2. What evidence was there of Batista’s relationship with the US?
3. What explanation was given for why Batista let Castro go after he was arrested?
Book reveals extent of Mafia's Cuban Empire By Carlos Rodriguez Matorell, Daily News, July 17, 2008
1. What does this article reveal about the roe of the US mafia in Cuba?
2. What relationship did Batista have with American Mafioso’s
3. What affect did this relationship and subsequent actions have on Cuba?4.
Beginnings of Resistance
Frank País and the Underground Movement in the cities
An excerpt from Terrence Cannon’s book: REVOLUTIONARY CUBA, Thomas Y. Crowell, New York © 1981 by Terrence Cannon
1. Who was Frank Pais? Where and who did he organize?
2. How did his movement help Castro and the July 26th Movement?
3. What evidence is there in this piece of police brutality in Cuba?
These are the words of Fidel Castro spoken in his defense at a trial in 1953.
“Let me tell you a story: Once upon a time there was a Republic. It had its Constitution, its laws, its freedoms, a President, a Congress and Courts of Law. Everyone could assemble, associate, speak and write with complete freedom. The people were not satisfied with the government officials at that time, but they had the power to elect new officials and only a few days remained before they would do so. Public opinion was respected and heeded and all problems of common interest were freely discussed. There were political parties, radio and television debates and forums and public meetings. The whole nation pulsated with enthusiasm. This people had suffered greatly and although it was unhappy, it longed to be happy and had a right to be happy. It had been deceived many times and it looked upon the past with real horror. This country innocently believed that such a past could not return; the people were proud of their love of freedom and they carried their heads high in the conviction that liberty would be respected as a sacred right. They felt confident that no one would dare commit the crime of violating their democratic institutions. They wanted a change for the better, aspired to progress; and they saw all this at hand.

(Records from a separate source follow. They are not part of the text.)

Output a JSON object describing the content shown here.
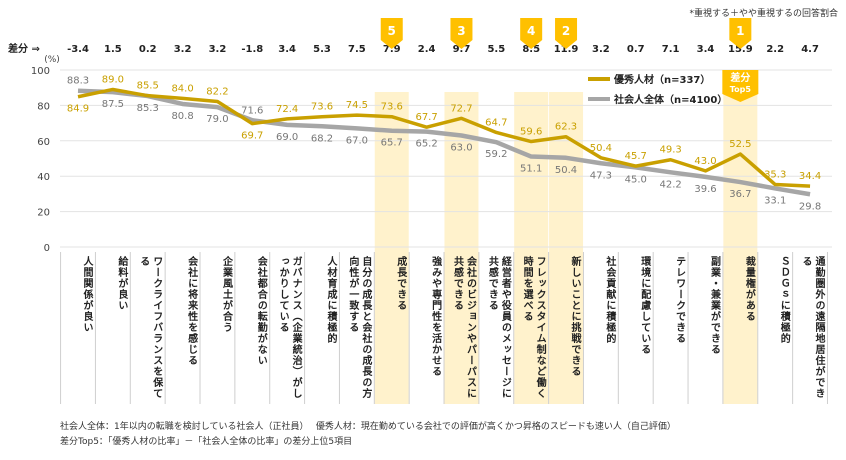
{
  "chart_data": {
    "type": "line",
    "note": "*重視する＋やや重視するの回答割合",
    "ylabel": "(%)",
    "ylim": [
      0,
      100
    ],
    "yticks": [
      0,
      20,
      40,
      60,
      80,
      100
    ],
    "grid": true,
    "diff_label": "差分 ⇒",
    "categories": [
      "人間関係が良い",
      "給料が良い",
      "ワークライフバランスを保てる",
      "会社に将来性を感じる",
      "企業風土が合う",
      "会社都合の転勤がない",
      "ガバナンス（企業統治）がしっかりしている",
      "人材育成に積極的",
      "自分の成長と会社の成長の方向性が一致する",
      "成長できる",
      "強みや専門性を活かせる",
      "会社のビジョンやパーパスに共感できる",
      "経営者や役員のメッセージに共感できる",
      "フレックスタイム制など働く時間を選べる",
      "新しいことに挑戦できる",
      "社会貢献に積極的",
      "環境に配慮している",
      "テレワークできる",
      "副業・兼業ができる",
      "裁量権がある",
      "ＳＤＧｓに積極的",
      "通勤圏外の遠隔地居住ができる"
    ],
    "diffs": [
      "-3.4",
      "1.5",
      "0.2",
      "3.2",
      "3.2",
      "-1.8",
      "3.4",
      "5.3",
      "7.5",
      "7.9",
      "2.4",
      "9.7",
      "5.5",
      "8.5",
      "11.9",
      "3.2",
      "0.7",
      "7.1",
      "3.4",
      "15.9",
      "2.2",
      "4.7"
    ],
    "top5": [
      {
        "index": 9,
        "rank": "5"
      },
      {
        "index": 11,
        "rank": "3"
      },
      {
        "index": 13,
        "rank": "4"
      },
      {
        "index": 14,
        "rank": "2"
      },
      {
        "index": 19,
        "rank": "1"
      }
    ],
    "top5_badge": [
      "差分",
      "Top5"
    ],
    "series": [
      {
        "name": "優秀人材（n=337）",
        "color": "#c9a000",
        "values": [
          84.9,
          89.0,
          85.5,
          84.0,
          82.2,
          69.7,
          72.4,
          73.6,
          74.5,
          73.6,
          67.7,
          72.7,
          64.7,
          59.6,
          62.3,
          50.4,
          45.7,
          49.3,
          43.0,
          52.5,
          35.3,
          34.4
        ]
      },
      {
        "name": "社会人全体（n=4100）",
        "color": "#a6a6a6",
        "values": [
          88.3,
          87.5,
          85.3,
          80.8,
          79.0,
          71.6,
          69.0,
          68.2,
          67.0,
          65.7,
          65.2,
          63.0,
          59.2,
          51.1,
          50.4,
          47.3,
          45.0,
          42.2,
          39.6,
          36.7,
          33.1,
          29.8
        ]
      }
    ],
    "highlight_color": "#fff2cc",
    "badge_color": "#ffc000"
  },
  "footnotes": [
    "社会人全体：1年以内の転職を検討している社会人（正社員）　 優秀人材：現在勤めている会社での評価が高くかつ昇格のスピードも速い人（自己評価）",
    "差分Top5：「優秀人材の比率」－「社会人全体の比率」の差分上位5項目"
  ]
}
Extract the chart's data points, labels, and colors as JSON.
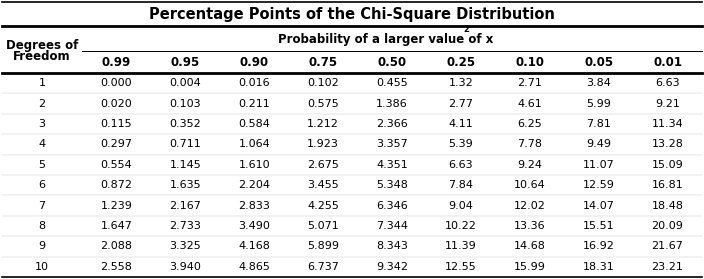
{
  "title": "Percentage Points of the Chi-Square Distribution",
  "col_header_row1": "Probability of a larger value of x ",
  "col_header_row1_sup": "2",
  "col_header_left1": "Degrees of",
  "col_header_left2": "Freedom",
  "prob_cols": [
    "0.99",
    "0.95",
    "0.90",
    "0.75",
    "0.50",
    "0.25",
    "0.10",
    "0.05",
    "0.01"
  ],
  "rows": [
    [
      "1",
      "0.000",
      "0.004",
      "0.016",
      "0.102",
      "0.455",
      "1.32",
      "2.71",
      "3.84",
      "6.63"
    ],
    [
      "2",
      "0.020",
      "0.103",
      "0.211",
      "0.575",
      "1.386",
      "2.77",
      "4.61",
      "5.99",
      "9.21"
    ],
    [
      "3",
      "0.115",
      "0.352",
      "0.584",
      "1.212",
      "2.366",
      "4.11",
      "6.25",
      "7.81",
      "11.34"
    ],
    [
      "4",
      "0.297",
      "0.711",
      "1.064",
      "1.923",
      "3.357",
      "5.39",
      "7.78",
      "9.49",
      "13.28"
    ],
    [
      "5",
      "0.554",
      "1.145",
      "1.610",
      "2.675",
      "4.351",
      "6.63",
      "9.24",
      "11.07",
      "15.09"
    ],
    [
      "6",
      "0.872",
      "1.635",
      "2.204",
      "3.455",
      "5.348",
      "7.84",
      "10.64",
      "12.59",
      "16.81"
    ],
    [
      "7",
      "1.239",
      "2.167",
      "2.833",
      "4.255",
      "6.346",
      "9.04",
      "12.02",
      "14.07",
      "18.48"
    ],
    [
      "8",
      "1.647",
      "2.733",
      "3.490",
      "5.071",
      "7.344",
      "10.22",
      "13.36",
      "15.51",
      "20.09"
    ],
    [
      "9",
      "2.088",
      "3.325",
      "4.168",
      "5.899",
      "8.343",
      "11.39",
      "14.68",
      "16.92",
      "21.67"
    ],
    [
      "10",
      "2.558",
      "3.940",
      "4.865",
      "6.737",
      "9.342",
      "12.55",
      "15.99",
      "18.31",
      "23.21"
    ]
  ],
  "bg_color": "#ffffff",
  "text_color": "#000000",
  "thick_lw": 2.0,
  "thin_lw": 0.7,
  "title_fontsize": 10.5,
  "header_fontsize": 8.5,
  "data_fontsize": 8.0
}
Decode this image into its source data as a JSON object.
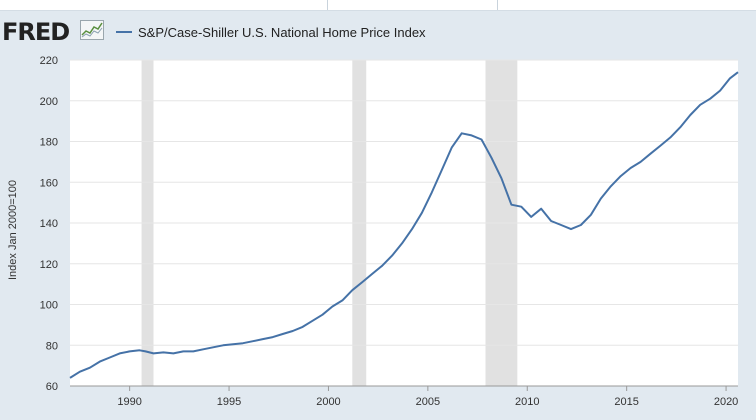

All their hope was in the future.
How does Castro describe Cuba before Batista came to power?
Poor country! One morning the citizens woke up dismayed; under the cover of night, while the people slept, the ghosts of the past had conspired and has seized the citizenry by its hands, its feet, and its neck. That grip, those claws were familiar: those jaws, those death-dealing scythes, those boots. No; it was no nightmare; it as a sad and terrible reality: a man named Fulgencio Batista had just perpetrated the appalling crime that no one had expected.”
How does Castro portray Batista?
When we speak of struggle, the people mean the vast unredeemed masses, to whom all make promises and who all deceive; we mean the people who yearn for a better, more dignified and more just nation . . . people who, to attain these changes, are ready to give even the very last breath of their lives—when they believe in something or in someone . . . .These are the people, the ones who know misfortune and, therefore, are capable of fighting with limitless courage! To the people whose desperate roads through life have been paved with the bricks of betrayal we . . . say . . . Here you have it, fight for it with all your might so that liberty and happiness may be yours.
Which “people” does Fidel Castro feel are the basis of the Cuban Revolution?